I'm in a Baltimore hotel room with my husband getting ready to head into the most important Redskins game in at least fifteen years, according to him. He goes back and forth between being really on edge, or just excited that we could make this game. The on-edge part was apparent when he would have freak-outs over, say, his windshield wiper fluid not squirting out this morning after a massive snowstorm. He would run his wipers over and over again on his dry windows, smearing the dirt as much as possible until he was thoroughly exasperated.
"Look at this windshield! We're not going to make it down there. We can't go to the game. The windshield is too dirty."
"Umm. Well, let's just wait an hour until the car has warmed up and then see if they work."
I was right, they worked after an hour. He hates relearning that I'm always right.
I enjoy watching many sports, but NFL football is not one of them because I find all of the game-stops and cumbersome rules tiresome. This is my first pro game and JKR is insistent that we buy a jersey at the stadium, even though they are over-priced because he says it's an "investment." According to him, I'll need it for all of the future games I'll be attending.

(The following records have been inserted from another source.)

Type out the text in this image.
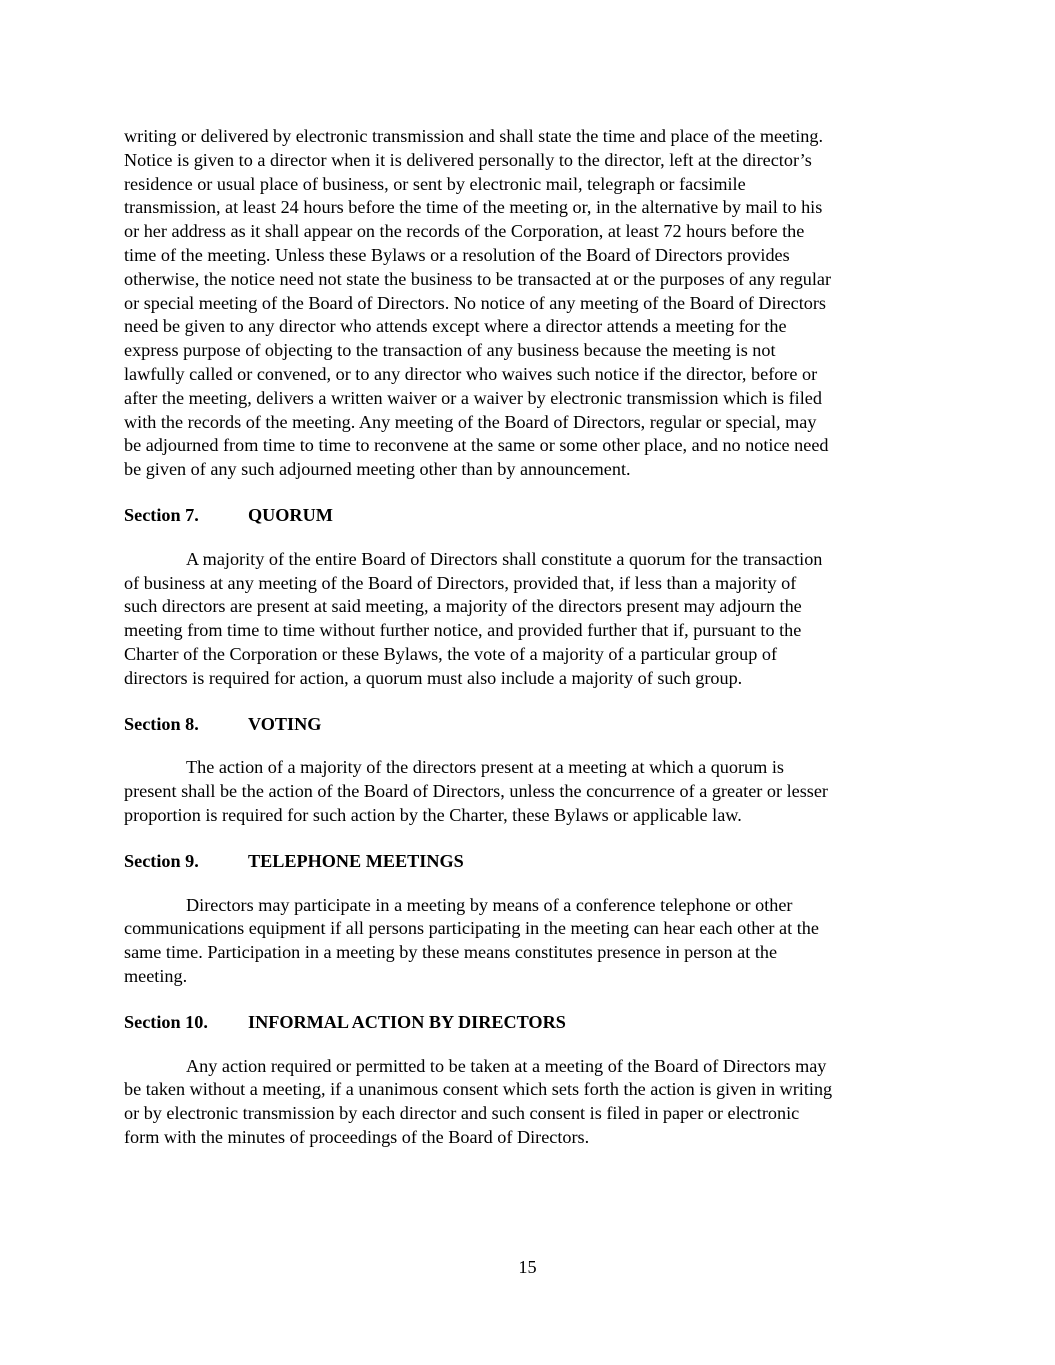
writing or delivered by electronic transmission and shall state the time and place of the meeting.
Notice is given to a director when it is delivered personally to the director, left at the director’s
residence or usual place of business, or sent by electronic mail, telegraph or facsimile
transmission, at least 24 hours before the time of the meeting or, in the alternative by mail to his
or her address as it shall appear on the records of the Corporation, at least 72 hours before the
time of the meeting. Unless these Bylaws or a resolution of the Board of Directors provides
otherwise, the notice need not state the business to be transacted at or the purposes of any regular
or special meeting of the Board of Directors. No notice of any meeting of the Board of Directors
need be given to any director who attends except where a director attends a meeting for the
express purpose of objecting to the transaction of any business because the meeting is not
lawfully called or convened, or to any director who waives such notice if the director, before or
after the meeting, delivers a written waiver or a waiver by electronic transmission which is filed
with the records of the meeting. Any meeting of the Board of Directors, regular or special, may
be adjourned from time to time to reconvene at the same or some other place, and no notice need
be given of any such adjourned meeting other than by announcement.

Section 7.	QUORUM

A majority of the entire Board of Directors shall constitute a quorum for the transaction
of business at any meeting of the Board of Directors, provided that, if less than a majority of
such directors are present at said meeting, a majority of the directors present may adjourn the
meeting from time to time without further notice, and provided further that if, pursuant to the
Charter of the Corporation or these Bylaws, the vote of a majority of a particular group of
directors is required for action, a quorum must also include a majority of such group.

Section 8.	VOTING

The action of a majority of the directors present at a meeting at which a quorum is
present shall be the action of the Board of Directors, unless the concurrence of a greater or lesser
proportion is required for such action by the Charter, these Bylaws or applicable law.

Section 9.	TELEPHONE MEETINGS

Directors may participate in a meeting by means of a conference telephone or other
communications equipment if all persons participating in the meeting can hear each other at the
same time. Participation in a meeting by these means constitutes presence in person at the
meeting.

Section 10. INFORMAL ACTION BY DIRECTORS

Any action required or permitted to be taken at a meeting of the Board of Directors may
be taken without a meeting, if a unanimous consent which sets forth the action is given in writing
or by electronic transmission by each director and such consent is filed in paper or electronic
form with the minutes of proceedings of the Board of Directors.

15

He and his father have season tickets and I'm looking forward to this for different reasons than seeing my team play another team for the division title. I guess that's important. I'm going because NFL fans get really proud of looking like fat greasy slobs and sounding like ignorant buffoons in public, so I'm hoping I don't even need the magazine. All of the football shows my husband watches are full of weird looking meatheads with no necks who talk like they've had 12 concussions. Some of them sound like they don't know where they are or that they might have dementia. I recognize the signs because my cat has dementia. I think the people-watching tonight is going to be great and I am a professional people-watcher. I should have been a P.I. because I spot everything.
3 o'clock, guy sneezed into his hamburger and still ate it.
Update, his girlfriend took a bite.
7 o'clock guy picking his nose and flicking it into the water fountain.
Look slightly left of him at that lady in the easy-go smelling her own fingers. What do you think is on them?
See? I'm great in crowds. I also hope the Redskins win because that will make my life significantly easier. As we got closer to our hotel -like the ten minute range -my husband started singing Redskins chants to himself.